Philosophical theology, it seems, is often a matter of choosing the least misleading image.
Consider these options: "God knows something because it happens" vs. "Something happens because God knows it." The latter might seem problematic, since, among other things, it can seem to make freewill problematic. (Indeed, as we have seen, because Boethius affirms the latter at the very end of the Consolation, Marenbon is even tempted by an ironic reading of the work.) But if the latter is problematic, the former is even more problematic.
Suppose God knows something because it happens. (i) Then did it happen first, without God's knowing it? Then God would either not be omnipotent, or not an intelligent cause. Also, (ii) God's knowing it, since this is a consequence of the thing's happening, would seem to be a matter of some pathos in God, and thus God would not be an entirely actualized being--in which case he would not be a first cause. Also, (iii) when something changes, God's knowledge would seem to change, and thus God would exist in time. Also, (iv) if its happening were prior to God's knowing it, then, it seems, it could in principle happen without God's knowing it, which would seem to imply that God requires a medium for knowing it.
I think Boethius is aware of these difficulties and gestures at them briefly (in the highlighted phrase):
So that the difficulty you put forward a short time ago, that it was unfitting if our future is said to provide a cause of God's knowledge, is solved.

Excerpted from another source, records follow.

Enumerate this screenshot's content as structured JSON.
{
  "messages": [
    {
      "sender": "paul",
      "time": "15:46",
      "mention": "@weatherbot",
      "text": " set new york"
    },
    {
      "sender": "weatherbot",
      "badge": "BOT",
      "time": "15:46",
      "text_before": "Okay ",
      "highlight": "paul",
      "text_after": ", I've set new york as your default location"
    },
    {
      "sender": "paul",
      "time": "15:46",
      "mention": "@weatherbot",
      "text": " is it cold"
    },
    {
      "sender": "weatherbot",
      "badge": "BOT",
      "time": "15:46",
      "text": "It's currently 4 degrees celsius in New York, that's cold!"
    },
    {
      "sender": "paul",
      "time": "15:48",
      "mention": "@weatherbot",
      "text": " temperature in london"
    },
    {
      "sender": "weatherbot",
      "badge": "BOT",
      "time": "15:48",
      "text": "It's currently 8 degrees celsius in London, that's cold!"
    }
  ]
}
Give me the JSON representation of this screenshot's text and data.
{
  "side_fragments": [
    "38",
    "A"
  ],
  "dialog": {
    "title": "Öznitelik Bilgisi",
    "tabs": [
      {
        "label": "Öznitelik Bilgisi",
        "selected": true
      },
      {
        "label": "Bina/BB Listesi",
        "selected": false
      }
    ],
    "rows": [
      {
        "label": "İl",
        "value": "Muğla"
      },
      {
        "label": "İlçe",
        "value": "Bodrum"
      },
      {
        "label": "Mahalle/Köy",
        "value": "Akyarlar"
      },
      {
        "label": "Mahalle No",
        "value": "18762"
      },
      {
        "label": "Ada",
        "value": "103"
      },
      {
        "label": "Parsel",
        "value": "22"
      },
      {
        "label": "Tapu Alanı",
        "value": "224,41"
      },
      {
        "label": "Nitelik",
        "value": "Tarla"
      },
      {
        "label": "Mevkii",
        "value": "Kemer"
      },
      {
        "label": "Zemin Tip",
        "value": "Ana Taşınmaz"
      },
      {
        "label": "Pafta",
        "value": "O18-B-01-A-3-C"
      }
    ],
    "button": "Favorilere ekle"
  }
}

The power of this knowledge which embraces all things in present understanding has itself established the mode of being for all things and owes nothing to anything secondary to itself.Yet note that Boethius says more than that the alternative is unacceptable. He says actually that he has solved (or dissolved: resoluitur) that difficulty also. That is, he thinks that, in dissolving the difficulty about divine foreknowledge and human freedom, he has thereby dissolved the difficulty about divine omnipotence and human freedom.
42. ex quo illud quoque resoluitur quod paulo ante posuisti, indignum esse si scientiae dei causam futura nostra praestare dicantur. 43. haec enim scientiae uis praesentaria notione cuncta complectens rebus modum omnibus ipsa constituit, nihil uero posterioribus debet.
And it makes sense that he would think this, because both difficulties would appear to arise in the same way. We suppose that God's foreknowledge of future human actions implies that we are not free, because we imagine that God is constrained to know the future in the same way that we do, when we know something in the future (i.e. by tracing forward necessitated chains of cause and effect). Similarly, we suppose that God's power over future human actions implies that we are not free, because we imagine that God is constrained to affect the future, in the same way that we are, when we control something future, viz. by changing something in the past, which necessitates that the thing about to happen in the future will proceed differently from how it would have happened on its own.
Note also that the main theme of book III had been that God suaviter omnia disponit: that God acts on nature precisely without that sort of violence. Marenbon's interpretation in effect demands that Boethius take up this theme all over again. Indeed, Marenbon can get the problem going only by stating it in such a way that it presupposes that created things do not have their own natures. Marenbon wrote:
Although Philosophy considers that she has successfully resolved the character Boethius's problems, the reader is left asking whether this final concession, which makes God the determiner of all events, does not ruin the elaborate defence of the contingency of human volitions she has just been mounting.But Boethius is not an occasionalist. He denies that natures can be analyzed into bundles of 'events'. For Boethius, God does not cause 'events', which somehow constitute or are taken to constitute natures. God causes things qua having natures, and among these are rational natures.